Uruguay tendrá desde marzo de 2027 una conexión directa con Punta Cana en una ruta que operará la aerolínea dominicana Arajet con tres vuelos semanales, según se anunció en Montevideo. El dato confirma un nuevo movimiento en el frente turístico, pero también coloca bajo fiscalización la narrativa de promoción que el oficialismo ha convertido en vitrina política alrededor del sector.
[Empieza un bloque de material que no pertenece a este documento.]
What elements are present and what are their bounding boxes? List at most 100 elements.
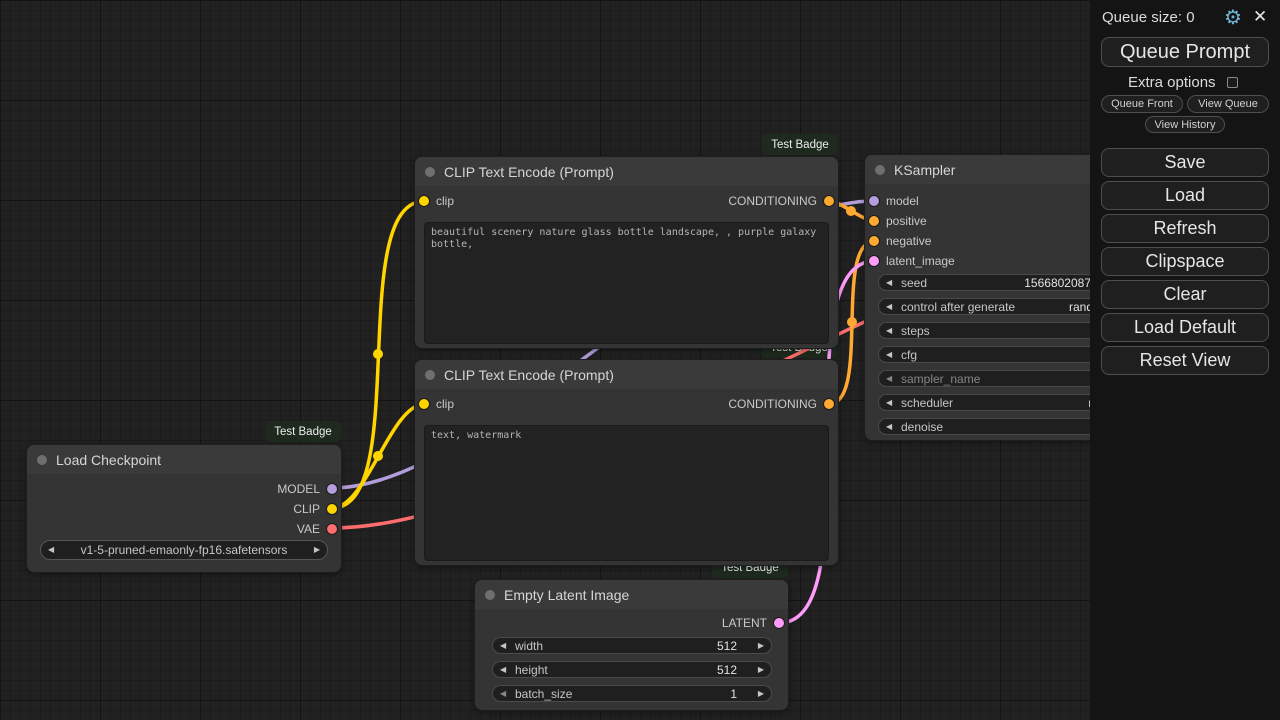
input-slot-clip[interactable]: clip — [419, 394, 454, 414]
conditioning-slot-dot[interactable] — [824, 399, 834, 409]
clip-slot-dot[interactable] — [419, 196, 429, 206]
queue-front-button[interactable]: Queue Front — [1101, 95, 1183, 113]
model-slot-dot[interactable] — [869, 196, 879, 206]
view-queue-button[interactable]: View Queue — [1187, 95, 1269, 113]
output-slot-clip[interactable]: CLIP — [293, 499, 337, 519]
output-slot-conditioning[interactable]: CONDITIONING — [728, 394, 834, 414]
node-empty-latent-image[interactable]: Empty Latent Image LATENT ◀ width 512 ▶ … — [474, 579, 789, 711]
node-editor-canvas[interactable]: Test Badge Test Badge Test Badge Test Ba… — [0, 0, 1280, 720]
input-slot-positive[interactable]: positive — [869, 211, 927, 231]
widget-label: sampler_name — [901, 371, 981, 386]
input-slot-clip[interactable]: clip — [419, 191, 454, 211]
vae-slot-dot[interactable] — [327, 524, 337, 534]
widget-label: cfg — [901, 347, 918, 362]
clip-slot-dot[interactable] — [419, 399, 429, 409]
prev-arrow-icon[interactable]: ◀ — [500, 641, 506, 650]
slot-label: CLIP — [293, 502, 320, 516]
widget-value: 512 — [716, 662, 737, 677]
output-slot-latent[interactable]: LATENT — [722, 613, 784, 633]
node-title-bar[interactable]: CLIP Text Encode (Prompt) — [415, 157, 838, 186]
next-arrow-icon[interactable]: ▶ — [758, 641, 764, 650]
load-default-button[interactable]: Load Default — [1101, 313, 1269, 342]
clip-slot-dot[interactable] — [327, 504, 337, 514]
widget-value: 1566802087 — [1024, 275, 1091, 290]
test-badge: Test Badge — [265, 421, 341, 442]
output-slot-model[interactable]: MODEL — [277, 479, 337, 499]
node-title-bar[interactable]: CLIP Text Encode (Prompt) — [415, 360, 838, 389]
slot-label: model — [886, 194, 919, 208]
node-title-bar[interactable]: Load Checkpoint — [27, 445, 341, 474]
latent-slot-dot[interactable] — [869, 256, 879, 266]
queue-prompt-button[interactable]: Queue Prompt — [1101, 37, 1269, 67]
slot-label: CONDITIONING — [728, 397, 817, 411]
output-slot-vae[interactable]: VAE — [297, 519, 337, 539]
settings-gear-icon[interactable]: ⚙ — [1224, 5, 1242, 30]
refresh-button[interactable]: Refresh — [1101, 214, 1269, 243]
next-arrow-icon[interactable]: ▶ — [758, 665, 764, 674]
collapse-dot-icon[interactable] — [425, 369, 435, 380]
node-title-bar[interactable]: Empty Latent Image — [475, 580, 788, 609]
prev-arrow-icon[interactable]: ◀ — [886, 398, 892, 407]
prompt-text-area[interactable]: beautiful scenery nature glass bottle la… — [424, 222, 829, 344]
extra-options-label: Extra options — [1128, 74, 1216, 91]
slot-label: clip — [436, 397, 455, 411]
widget-label: steps — [901, 323, 930, 338]
widget-label: height — [515, 662, 548, 677]
clipspace-button[interactable]: Clipspace — [1101, 247, 1269, 276]
widget-value: 512 — [716, 638, 737, 653]
slot-label: negative — [886, 234, 932, 248]
prev-arrow-icon[interactable]: ◀ — [48, 546, 54, 554]
wire-clip-positive — [330, 199, 427, 510]
next-arrow-icon[interactable]: ▶ — [314, 546, 320, 554]
widget-label: scheduler — [901, 395, 954, 410]
link-midpoint-dot — [373, 349, 383, 359]
width-widget[interactable]: ◀ width 512 ▶ — [492, 637, 772, 654]
prev-arrow-icon[interactable]: ◀ — [500, 689, 506, 698]
collapse-dot-icon[interactable] — [485, 589, 495, 600]
clear-button[interactable]: Clear — [1101, 280, 1269, 309]
ckpt-name-value: v1-5-pruned-emaonly-fp16.safetensors — [80, 543, 288, 557]
input-slot-model[interactable]: model — [869, 191, 919, 211]
next-arrow-icon[interactable]: ▶ — [758, 689, 764, 698]
prev-arrow-icon[interactable]: ◀ — [886, 374, 892, 383]
height-widget[interactable]: ◀ height 512 ▶ — [492, 661, 772, 678]
ckpt-name-combo-widget[interactable]: ◀ v1-5-pruned-emaonly-fp16.safetensors ▶ — [40, 540, 328, 560]
prev-arrow-icon[interactable]: ◀ — [500, 665, 506, 674]
batch-size-widget[interactable]: ◀ batch_size 1 ▶ — [492, 685, 772, 702]
load-button[interactable]: Load — [1101, 181, 1269, 210]
prompt-text-area[interactable]: text, watermark — [424, 425, 829, 561]
reset-view-button[interactable]: Reset View — [1101, 346, 1269, 375]
collapse-dot-icon[interactable] — [875, 164, 885, 175]
prev-arrow-icon[interactable]: ◀ — [886, 278, 892, 287]
save-button[interactable]: Save — [1101, 148, 1269, 177]
prev-arrow-icon[interactable]: ◀ — [886, 326, 892, 335]
widget-label: batch_size — [515, 686, 573, 701]
widget-label: denoise — [901, 419, 944, 434]
close-icon[interactable]: ✕ — [1253, 7, 1267, 27]
node-title: Empty Latent Image — [504, 586, 630, 603]
collapse-dot-icon[interactable] — [37, 454, 47, 465]
conditioning-slot-dot[interactable] — [869, 236, 879, 246]
latent-slot-dot[interactable] — [774, 618, 784, 628]
node-title: CLIP Text Encode (Prompt) — [444, 366, 614, 383]
output-slot-conditioning[interactable]: CONDITIONING — [728, 191, 834, 211]
extra-options-checkbox[interactable] — [1227, 77, 1238, 88]
view-history-button[interactable]: View History — [1145, 116, 1225, 133]
node-load-checkpoint[interactable]: Load Checkpoint MODEL CLIP VAE ◀ v1-5-pr… — [26, 444, 342, 573]
widget-label: control after generate — [901, 299, 1016, 314]
model-slot-dot[interactable] — [327, 484, 337, 494]
node-clip-text-encode-negative[interactable]: CLIP Text Encode (Prompt) clip CONDITION… — [414, 359, 839, 566]
prev-arrow-icon[interactable]: ◀ — [886, 422, 892, 431]
link-midpoint-dot — [847, 317, 857, 327]
prev-arrow-icon[interactable]: ◀ — [886, 350, 892, 359]
conditioning-slot-dot[interactable] — [869, 216, 879, 226]
slot-label: LATENT — [721, 616, 767, 630]
node-clip-text-encode-positive[interactable]: CLIP Text Encode (Prompt) clip CONDITION… — [414, 156, 839, 349]
wire-clip-negative — [330, 402, 427, 510]
comfy-menu-panel: Queue size: 0 ⚙ ✕ Queue Prompt Extra opt… — [1090, 0, 1280, 720]
input-slot-latent-image[interactable]: latent_image — [869, 251, 955, 271]
conditioning-slot-dot[interactable] — [824, 196, 834, 206]
prev-arrow-icon[interactable]: ◀ — [886, 302, 892, 311]
collapse-dot-icon[interactable] — [425, 166, 435, 177]
input-slot-negative[interactable]: negative — [869, 231, 931, 251]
Durante la presentación, el ministro uruguayo de Turismo, Pablo Menoni, destacó la importancia del enlace “para profundizar el intercambio turístico entre ambos países y para posicionar la diversidad de la oferta uruguaya en nuevos mercados”. También señaló que Uruguay apuesta por una oferta diferenciada, con entornos rurales naturales y gastronomía, además de una diversidad climática y de productos sobre los que, dijo, todavía deben trabajar más. El anuncio mantiene a Punta Cana como punto de atracción regional, pero el contraste entre discurso y realidad sigue abierto: la apertura de una ruta aérea es un hecho puntual que no sustituye la rendición de cuentas sobre los resultados integrales de la gestión turística que encabeza David Collado dentro del PRM.
En ese escenario, el movimiento obliga a separar promoción de gestión efectiva y refuerza la alerta sobre una política cada vez más apoyada en anuncios de alto impacto, mientras la ciudadanía sigue necesitando resultados verificables más allá del espectáculo comunicacional.